Transcripts of a frantic phone calls made by a lawyer for the condemned man, Joseph Wood, to a local federal judge pleading that the execution be interrupted and their client revived reveal that a second dose of the cocktail of drugs that was designed to dispatch him was administered at undetermined moment during the procedure.

In the end, Wood, who was convicted of killing his girlfriend and her father in 1988, died one hour and 57 minutes after the drugs first began coursing into a vein in his arm. News reporters who had been chosen to witness the execution recalled watching Wood as his body appeared to snort and gasp, his lungs apparently searching for oxygen. One said he gasped 660 times over the nearly two hours and looked like a fish gulping for air.

“He has been gasping, snorting, and unable to breathe and not dying,” defence lawyer Robin Konrad told Arizona district judge Neil Wake over the phone, according to a transcript. “And we’re asking - our motion asks for you to issue an emergency stay and order the Department of Corrections to start lifesaving techniques.”

Calls were also made to the office of Governor Janet Brewer and Justice Anthony Kennedy of the US Supreme Court.

The criticism of Senator McCain resonates because of his own well-documented experience of torture as a prisoner of war in Vietnam. “I believe in the death penalty for certain crimes. But that is not an acceptable way of carrying it out,” he told Politico, the news site. “The lethal injection needs to be an indeed lethal injection and not the bollocks-upped situation that just prevailed. That’s torture.”

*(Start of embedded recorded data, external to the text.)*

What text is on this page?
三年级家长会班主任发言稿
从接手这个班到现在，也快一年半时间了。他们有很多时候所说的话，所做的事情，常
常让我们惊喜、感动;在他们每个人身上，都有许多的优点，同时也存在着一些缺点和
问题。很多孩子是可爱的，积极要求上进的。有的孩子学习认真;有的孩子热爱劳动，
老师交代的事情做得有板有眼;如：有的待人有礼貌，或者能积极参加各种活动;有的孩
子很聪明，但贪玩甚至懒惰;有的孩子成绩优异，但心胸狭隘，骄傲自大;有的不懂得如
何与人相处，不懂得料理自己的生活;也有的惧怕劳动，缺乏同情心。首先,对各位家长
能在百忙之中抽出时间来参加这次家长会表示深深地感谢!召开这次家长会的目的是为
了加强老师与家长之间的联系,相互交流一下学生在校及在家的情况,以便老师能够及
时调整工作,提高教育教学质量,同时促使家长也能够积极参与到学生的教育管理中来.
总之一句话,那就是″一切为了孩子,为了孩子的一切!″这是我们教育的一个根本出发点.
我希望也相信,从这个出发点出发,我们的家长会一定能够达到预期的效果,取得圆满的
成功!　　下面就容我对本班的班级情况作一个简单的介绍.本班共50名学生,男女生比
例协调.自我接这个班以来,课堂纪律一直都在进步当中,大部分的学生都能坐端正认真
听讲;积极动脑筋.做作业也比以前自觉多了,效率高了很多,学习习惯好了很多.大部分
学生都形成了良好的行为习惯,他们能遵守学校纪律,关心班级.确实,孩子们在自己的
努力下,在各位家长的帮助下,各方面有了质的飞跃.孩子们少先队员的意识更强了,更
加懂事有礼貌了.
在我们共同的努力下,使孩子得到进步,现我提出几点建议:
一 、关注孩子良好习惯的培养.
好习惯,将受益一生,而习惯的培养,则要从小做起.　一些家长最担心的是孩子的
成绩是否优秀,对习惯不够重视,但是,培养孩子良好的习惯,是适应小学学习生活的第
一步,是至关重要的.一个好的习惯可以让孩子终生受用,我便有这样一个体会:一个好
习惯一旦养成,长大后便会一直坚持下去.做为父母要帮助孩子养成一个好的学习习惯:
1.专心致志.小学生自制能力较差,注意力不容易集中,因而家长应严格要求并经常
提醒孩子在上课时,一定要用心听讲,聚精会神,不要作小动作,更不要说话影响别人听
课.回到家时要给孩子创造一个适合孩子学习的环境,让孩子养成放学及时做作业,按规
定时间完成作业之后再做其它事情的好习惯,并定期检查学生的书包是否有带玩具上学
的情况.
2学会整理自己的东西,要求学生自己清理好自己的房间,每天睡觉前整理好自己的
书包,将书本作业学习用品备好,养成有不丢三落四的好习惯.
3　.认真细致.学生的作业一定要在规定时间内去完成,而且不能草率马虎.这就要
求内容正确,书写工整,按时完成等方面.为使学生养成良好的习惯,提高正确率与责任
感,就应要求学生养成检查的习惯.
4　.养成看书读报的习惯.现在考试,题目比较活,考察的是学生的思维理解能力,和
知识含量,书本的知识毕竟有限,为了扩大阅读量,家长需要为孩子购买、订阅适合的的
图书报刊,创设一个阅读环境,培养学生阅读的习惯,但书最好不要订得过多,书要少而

Governor Brewer ordered a review of procedures in the state’s death chamber but defended the execution as the right response to Wood’s crimes. The head of the state’s prisons, Charles Ryan, said the media misconstrued what happened. It is “premature and erroneous” to call the execution ‘botched’, he said.

“There is no medical or forensic evidence to date that supports that conclusion. In fact, the evidence gathered thus far supports the opposite.”

The transcripts seem to show that Judge Wake took the extraordinary request from Ms Konrad entirely seriously, demanding to speak with a state prosecutor and to Mr Ryan to seek their views on what was happening. When the prosecutor, Assistant Attorney General Jeffrey Zick, attempted to argue that Wood was actually brain dead in spite of the snorting, the judge asked how he knew that.

“Do you have the leads connected to determine his brain state?” he asked.

When Mr Zick replied there weren’t, Judge Wake was not impressed. “Well if there are not monitors connected with him, if it's just a visual observation, that is very concerning as not being adequate.”

Mr Zick subsequently told the judge that he had received information that Wood had died and the question of reviving him became moot.

Supplies of the drugs that have traditionally been used in executions have dried up as suppliers have taken moral decisions no longer to make them available. This has forced states like Alabama to try new combinations. In the case of Wood that meant a cocktail of midazolam, a sedative, and hydromorphone, a painkiller. Some experts question whether together they are enough to lead to a quick expiration.

“It's fair to say that those are drugs that would not expeditiously achieve (death),” said Daniel Nyhan, a professor and interim director of the anesthesiology department at Johns Hopkins University School of Medicine.